Innenausschuss Baden-Württemberg
Innenminister Thomas Strobl steht wegen der Affäre massiv unter Druck. 

Innenminister Strobl in Erklärungsnot: Datenschützer sieht Gesetzesverstoß

Stuttgart. In der Affäre um die Weitergabe eines Anwaltsschreibens an die Presse gerät Innenminister Thomas Strobl noch stärker in Bedrängnis. Aus Sicht des obersten Datenschützers im Land, Stefan Brink, hat der CDU-Politiker mit der Weiterleitung eines Schreibens des Anwalts eines ranghohen Polizisten an einen Journalisten klar gegen das Gesetz verstoßen. Zu dem Ergebnis kommt ein "datenschutzaufsichtsrechtliches Prüfverfahren", zu welchem ihn die SPD aufgefordert hat und das der Deutschen Presse-Agentur in Stuttgart vorliegt. Der Datenschützer eröffnete ein aufsichtsbehördliches Verfahren in der Sache.

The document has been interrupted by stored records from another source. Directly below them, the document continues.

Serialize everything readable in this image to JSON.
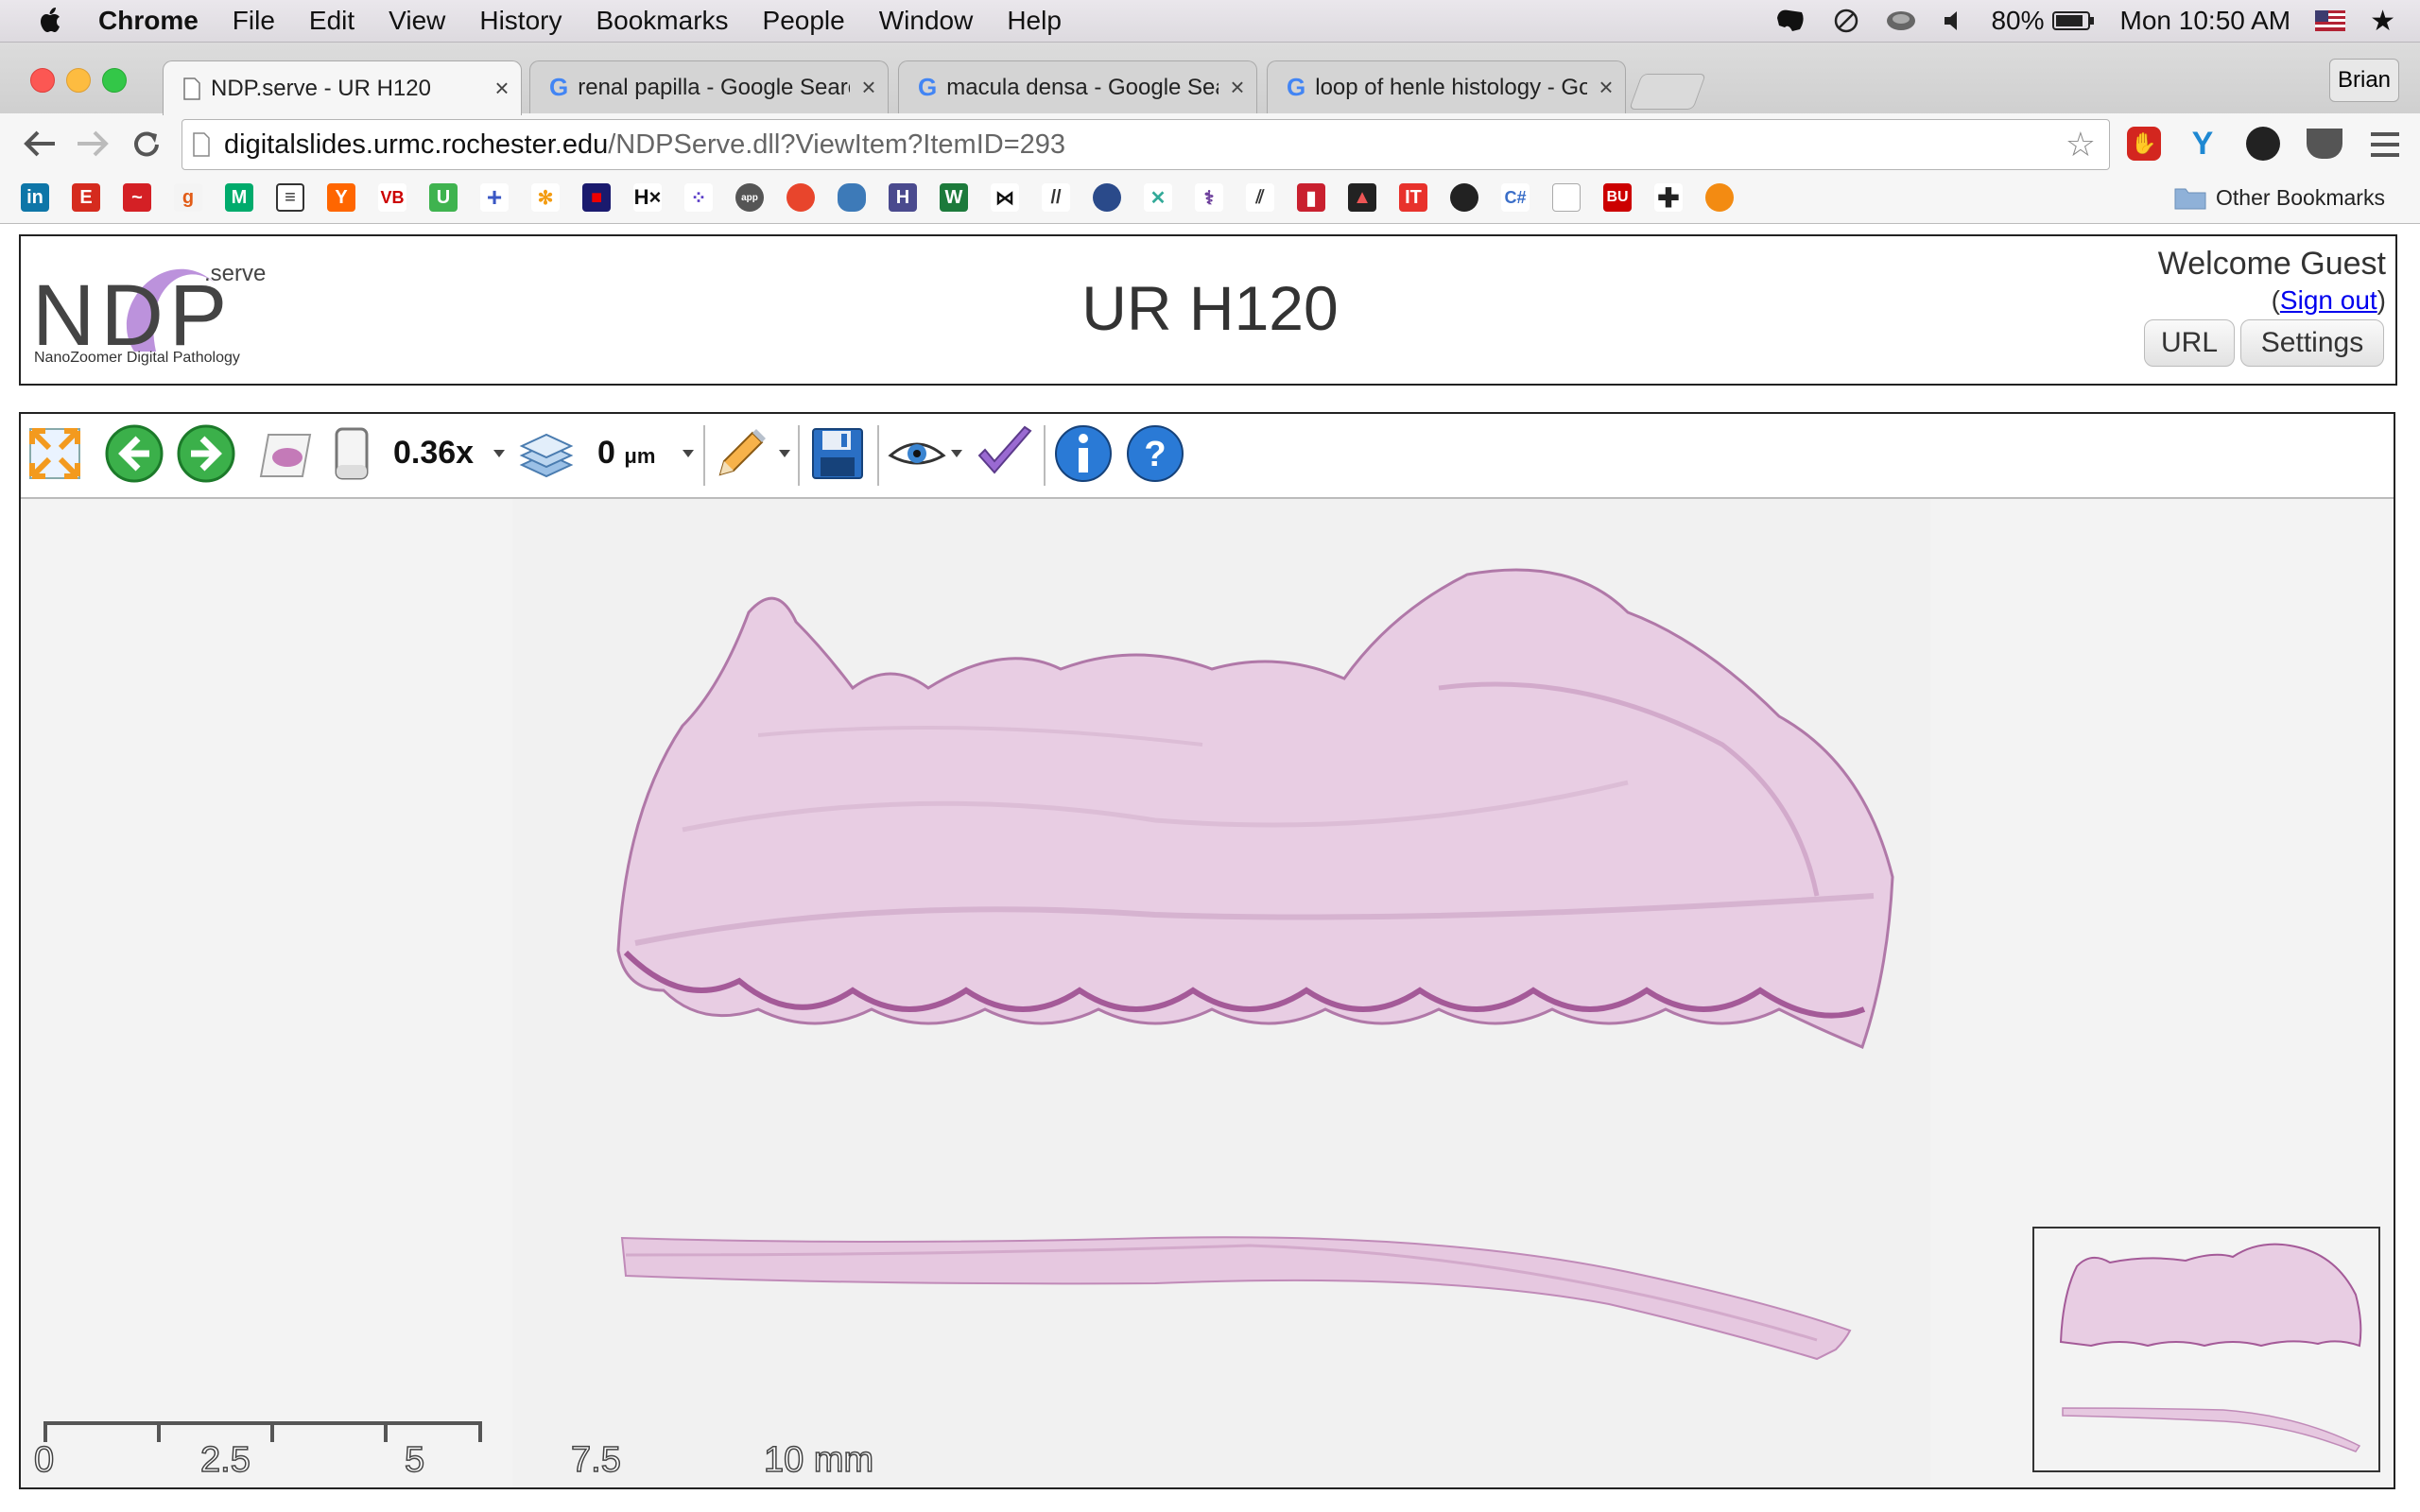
{
  "menubar": {
    "items": [
      "Chrome",
      "File",
      "Edit",
      "View",
      "History",
      "Bookmarks",
      "People",
      "Window",
      "Help"
    ],
    "battery": "80%",
    "clock": "Mon 10:50 AM"
  },
  "browser": {
    "tabs": [
      {
        "title": "NDP.serve - UR H120",
        "active": true
      },
      {
        "title": "renal papilla - Google Search",
        "active": false
      },
      {
        "title": "macula densa - Google Search",
        "active": false
      },
      {
        "title": "loop of henle histology - Google Search",
        "active": false
      }
    ],
    "profile": "Brian",
    "url_host": "digitalslides.urmc.rochester.edu",
    "url_path": "/NDPServe.dll?ViewItem?ItemID=293",
    "other_bookmarks": "Other Bookmarks"
  },
  "ndp": {
    "logo_text": "NDP",
    "logo_sup": ".serve",
    "logo_sub": "NanoZoomer Digital Pathology",
    "title": "UR H120",
    "welcome": "Welcome Guest",
    "sign_out_prefix": "(",
    "sign_out": "Sign out",
    "sign_out_suffix": ")",
    "url_button": "URL",
    "settings_button": "Settings",
    "zoom": "0.36x",
    "focus_value": "0",
    "focus_unit": "μm",
    "scale_ticks": [
      "0",
      "2.5",
      "5",
      "7.5",
      "10 mm"
    ]
  },
  "colors": {
    "tissue": "#e8cde3",
    "tissue_edge": "#b078a8",
    "accent_link": "#0000ee"
  }
}
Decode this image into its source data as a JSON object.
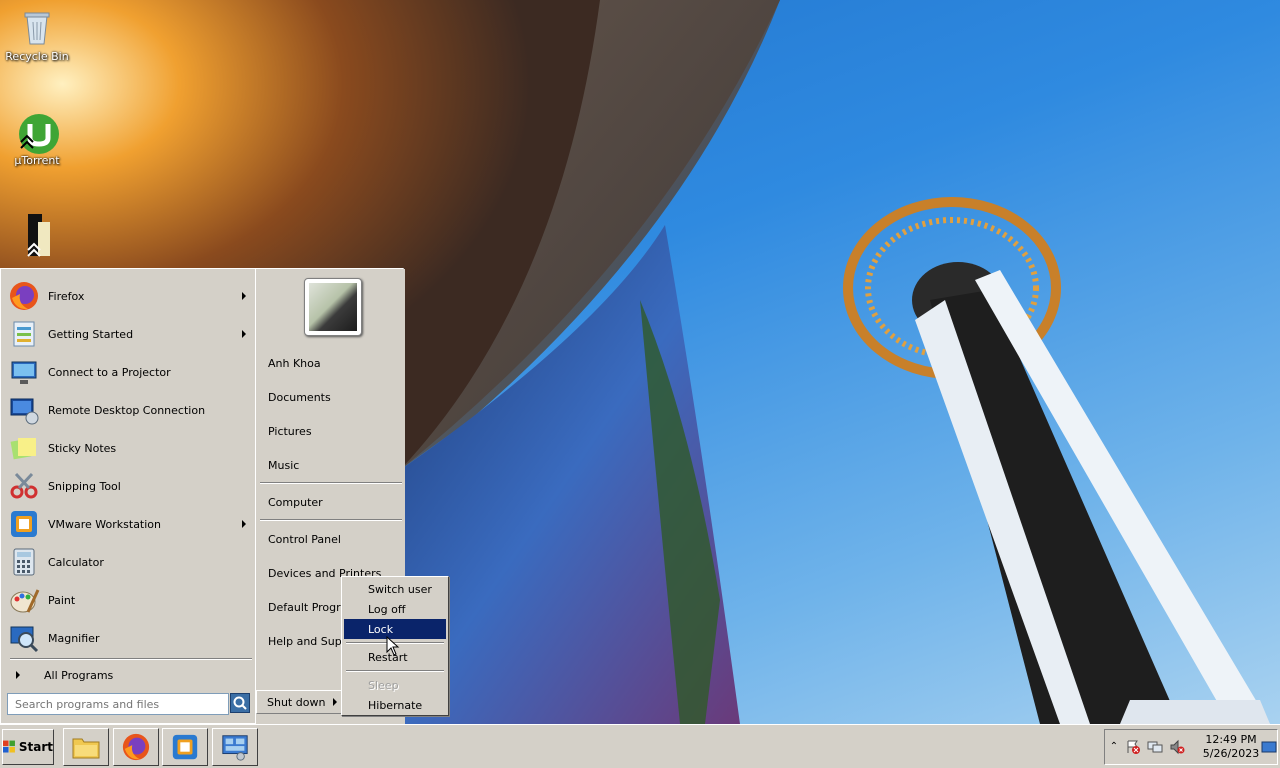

Opposition: Kretschmann muss Konsequenzen ziehen

SPD-Fraktionschef Andreas Stoch forderte Ministerpräsident Winfried Kretschmann (Grüne) auf, zu dem Prüfungsergebnis Brinks Stellung zu beziehen - "und mitzuteilen, welche Konsequenzen Sie aus dieser Bewertung ziehen werden". Für die FDP sagte Hans-Ulrich Rülke: "Nun ist erwiesen, dass bei Strobl weitere Rechtswidrigkeiten hinzukommen zu denen, wogegen die Staatsanwaltschaft bisher schon vorgeht." Er forderte Kretschmann erneut auf, Strobl als Innenminister zu entlassen.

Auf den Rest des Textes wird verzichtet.